In Boychuk’s final three years, the Bruins gave up an average of 2.46 goals per game in 2011-12, 2.27 in the shortened 2012-13 season, and a stingy 1.91 in his final year. Is there a correlation between the progression of Boychuk’s game and the reduction in goals against? It’s tough to tell, but what isn’t tough to tell is that last year the Bruins yielded 211 goals, or 2.57 goals per game, which is a total that never happened when Boychuk wore the Black and Gold.
Puck Prose
This year they are giving up a whopping 4.33 goals per game, but that is a statistic that will hopefully start to recede. Stalwart Dennis Seidenberg is skating hard again and may be ahead of schedule coming off of surgery to repair a lumbar spine disc herniation.

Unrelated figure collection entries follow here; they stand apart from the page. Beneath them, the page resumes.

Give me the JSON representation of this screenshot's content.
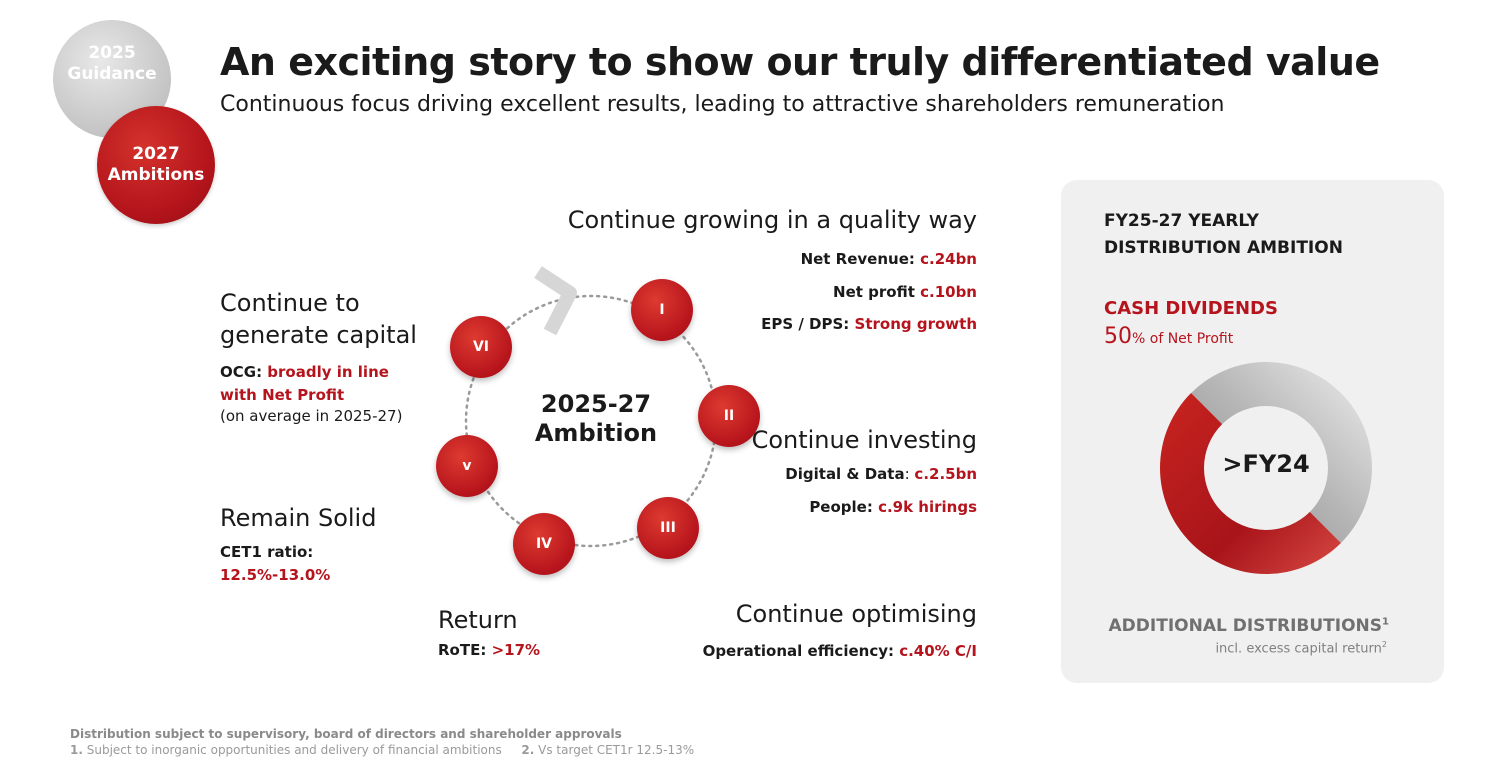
{
  "badges": {
    "guidance": [
      "2025",
      "Guidance"
    ],
    "ambitions": [
      "2027",
      "Ambitions"
    ]
  },
  "header": {
    "title": "An exciting story to show our truly differentiated value",
    "subtitle": "Continuous focus driving excellent results, leading to attractive shareholders remuneration"
  },
  "cycle": {
    "center": [
      "2025-27",
      "Ambition"
    ],
    "nodes": [
      "I",
      "II",
      "III",
      "IV",
      "v",
      "VI"
    ]
  },
  "grow": {
    "heading": "Continue growing in a quality way",
    "net_revenue_label": "Net Revenue: ",
    "net_revenue_value": "c.24bn",
    "net_profit_label": "Net profit ",
    "net_profit_value": "c.10bn",
    "eps_label": "EPS / DPS: ",
    "eps_value": "Strong growth"
  },
  "invest": {
    "heading": "Continue investing",
    "digital_label": "Digital & Data",
    "digital_sep": ": ",
    "digital_value": "c.2.5bn",
    "people_label": "People: ",
    "people_value": "c.9k hirings"
  },
  "optimise": {
    "heading": "Continue optimising",
    "eff_label": "Operational efficiency: ",
    "eff_value": "c.40% C/I"
  },
  "capital": {
    "heading_1": "Continue to",
    "heading_2": "generate capital",
    "ocg_label": "OCG: ",
    "ocg_value_1": "broadly in line",
    "ocg_value_2": "with Net Profit",
    "note": "(on average in 2025-27)"
  },
  "solid": {
    "heading": "Remain Solid",
    "cet1_label": "CET1 ratio:",
    "cet1_value": "12.5%-13.0%"
  },
  "return": {
    "heading": "Return",
    "rote_label": "RoTE: ",
    "rote_value": ">17%"
  },
  "panel": {
    "title_1": "FY25-27 YEARLY",
    "title_2": "DISTRIBUTION AMBITION",
    "cash_label": "CASH DIVIDENDS",
    "pct_value": "50",
    "pct_suffix": "% of Net Profit",
    "donut_center": ">FY24",
    "additional": "ADDITIONAL DISTRIBUTIONS",
    "additional_sup": "1",
    "excess": "incl. excess capital return",
    "excess_sup": "2"
  },
  "donut_data": {
    "cash_dividends_pct": 50,
    "additional_pct": 50,
    "colors": {
      "cash": "#b5141d",
      "additional": "#a8a8a8"
    }
  },
  "footer": {
    "line1": "Distribution subject to supervisory, board of directors and shareholder approvals",
    "note1_num": "1.",
    "note1_text": " Subject to inorganic opportunities and delivery of financial ambitions",
    "note2_num": "2.",
    "note2_text": " Vs target CET1r 12.5-13%"
  },
  "colors": {
    "accent": "#b5141d",
    "panel_bg": "#f0f0f0",
    "grey_badge": "#c4c4c4"
  }
}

Zdeno Chara is averaging over 24 minutes of ice time per game. It’s what he’s used to, but keep in mind he’ll be 39 years old this season. If the Bruins can return to post-season play, you want the captain to have something left in the tank in late April.
Colin Miller is at the opposite end of the spectrum when compared to Seidenberg and Chara; that is, he is just at the start of his career, and after five games hasn’t made the glaring, and costly mistakes, that others his age have made. Hopefully Miller can use the speed and shot that he impressed the AHL with last year and progress into a productive member of the defense.
Losing a player of Dougie Hamilton’s skill level hasn’t helped, either. He played 176 games over three seasons here, and last year led all Bruins defensemen in scoring. He was the heir apparent on the blue line to Chara, and made progression in each of his three seasons here. Hamilton cannot be replaced by the likes of Kevan Miller, Zach Trotman, Joe Morrow, or Matt Irwin.
At least Adam McQuaid is playing consistently, but his next full season in a Bruins uniform will be his first in the five years he’s been here. This team needs to start performing better from the goalie on up. They need to button up their own end, otherwise the power play can score four times a game and it still might not be enough.